Sin cansancio pasaron un día y una noche enteros trabajando con trapos y grasa para hacer funcionar el barco. Naomi se había refugiado en el sueño tratando de huir de las catástrofes externa e interna, ya no quería ver el mar, ya no quería sentir su movimiento, dormía y dormía refugiándose en sus sueños para vivir en un mundo mejor, uno que los hombres no pudieran destruir otra vez. A la siguiente mañana Samir hizo un gran esfuerzo para volver a armar las piezas ya bien engrasadas y limpias, Jurgen estaba tan cansado como él pero no se quejaba, conservaba la convicción inquebrantable de los viejos alemanes. Tras reestructurar los motores y los ejes del propulsor, llenaron de combustible los tanques de marcha y almacenaron el resto cerca de ellos; después de un rato, en el que ambos rogaban que los motores respondieran, Samir juntó los cables que conectaban la energía con las maquinas y entre ambas hicieron rugir los ejes, que pronto propulsaron el barco hacia el frente. Jurgen y Samir brincaron de alegría abrazados por su pequeña victoria, que no era cualquier cosa a pesar de ser desesperada, una luz en el túnel siempre haría seguir caminando a cualquiera.

 

_ A donde sea que vayamos -dijo Samir-, ahora llegaremos más rápido.

 

         El comandante trató de ubicarse, al salir de Irlanda habían tomado dirección noreste tratando de usar a Islandia como bloqueo de las enormes montañas de hielo, objetivo que había fracasado, al encontrar aquella mole de hielo habían cambiado el curso completamente, según sus cálculos, hacia el noroeste, y suponiendo algunas desviaciones causadas por la enorme ola que los había volcado, se encontraban en dirección oeste. Las direcciones del barco estaban descompuestas y no había manera de saberlo con certeza, sólo tenía ese método de cálculo imaginado que el comandante se esforzaba en descifrar.

 

_ Creo que vamos hacia el norte del Reino Unido –comentó el alemán, que divagaba en sus propios cálculos.

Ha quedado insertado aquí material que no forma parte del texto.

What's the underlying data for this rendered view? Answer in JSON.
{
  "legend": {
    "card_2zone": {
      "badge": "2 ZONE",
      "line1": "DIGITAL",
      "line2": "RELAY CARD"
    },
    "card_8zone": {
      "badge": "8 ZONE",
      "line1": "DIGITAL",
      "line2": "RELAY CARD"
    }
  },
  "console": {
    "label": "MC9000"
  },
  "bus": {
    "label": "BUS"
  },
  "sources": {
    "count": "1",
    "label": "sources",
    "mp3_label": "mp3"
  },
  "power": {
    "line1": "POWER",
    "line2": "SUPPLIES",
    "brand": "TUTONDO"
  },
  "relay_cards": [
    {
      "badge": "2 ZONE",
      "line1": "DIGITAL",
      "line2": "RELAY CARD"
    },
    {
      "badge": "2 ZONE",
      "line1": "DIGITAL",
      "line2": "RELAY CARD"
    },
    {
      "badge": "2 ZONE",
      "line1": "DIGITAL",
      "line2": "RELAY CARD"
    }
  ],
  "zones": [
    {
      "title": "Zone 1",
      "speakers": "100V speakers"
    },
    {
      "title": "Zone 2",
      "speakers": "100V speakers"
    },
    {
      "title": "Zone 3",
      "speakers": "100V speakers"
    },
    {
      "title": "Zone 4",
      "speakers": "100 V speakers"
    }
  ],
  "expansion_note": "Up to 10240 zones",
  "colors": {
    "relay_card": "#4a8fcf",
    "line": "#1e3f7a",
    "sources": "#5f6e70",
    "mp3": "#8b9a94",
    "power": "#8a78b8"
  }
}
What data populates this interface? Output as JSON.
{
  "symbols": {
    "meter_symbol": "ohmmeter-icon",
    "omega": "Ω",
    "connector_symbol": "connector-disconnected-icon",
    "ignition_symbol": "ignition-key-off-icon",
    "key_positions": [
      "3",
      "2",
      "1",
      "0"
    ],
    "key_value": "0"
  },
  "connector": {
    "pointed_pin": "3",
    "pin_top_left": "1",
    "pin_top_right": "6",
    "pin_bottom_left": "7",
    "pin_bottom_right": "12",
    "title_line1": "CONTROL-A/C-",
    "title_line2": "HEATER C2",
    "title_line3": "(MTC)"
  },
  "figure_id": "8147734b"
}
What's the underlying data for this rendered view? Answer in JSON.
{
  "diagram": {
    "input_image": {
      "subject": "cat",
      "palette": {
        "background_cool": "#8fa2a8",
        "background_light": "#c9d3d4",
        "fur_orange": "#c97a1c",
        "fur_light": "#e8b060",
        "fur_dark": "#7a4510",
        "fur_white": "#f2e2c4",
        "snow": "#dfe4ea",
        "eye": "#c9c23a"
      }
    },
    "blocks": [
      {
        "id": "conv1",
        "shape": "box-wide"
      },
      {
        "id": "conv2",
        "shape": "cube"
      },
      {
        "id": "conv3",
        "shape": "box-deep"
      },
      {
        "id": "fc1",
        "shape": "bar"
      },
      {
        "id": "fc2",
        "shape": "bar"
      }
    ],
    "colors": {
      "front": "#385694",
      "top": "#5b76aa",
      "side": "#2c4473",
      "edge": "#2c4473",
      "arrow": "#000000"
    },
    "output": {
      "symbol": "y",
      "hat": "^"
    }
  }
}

_ No –afirmó Samir-, vamos más al norte

 

No había más que hacer, después de la victoria de hacer funcionar los motores del buque la incertidumbre volvió a inquietar el ánimo del par de sobrevivientes. La mayor parte del barco había quedado inservible, no había timón ni camarote de comandos, las ratas habían muerto ahogadas casi en su totalidad y la leña almacenada estaba mojada por completo; navegaban de frente, a la deriva, sujetos en absoluto a la suerte. Samir volvió a caer en la desesperación, no le gustaba vivir la vida a expensas de la voluntad ajena, sus ojos se volvieron a llenar de desesperación, ojos que tuvo que cerrar inmediatamente por el ardor de la sal mojada que le quemaba la vista.

 

_ ¿Y qué haremos ahora? –preguntó Jurgen apenas con fuerza.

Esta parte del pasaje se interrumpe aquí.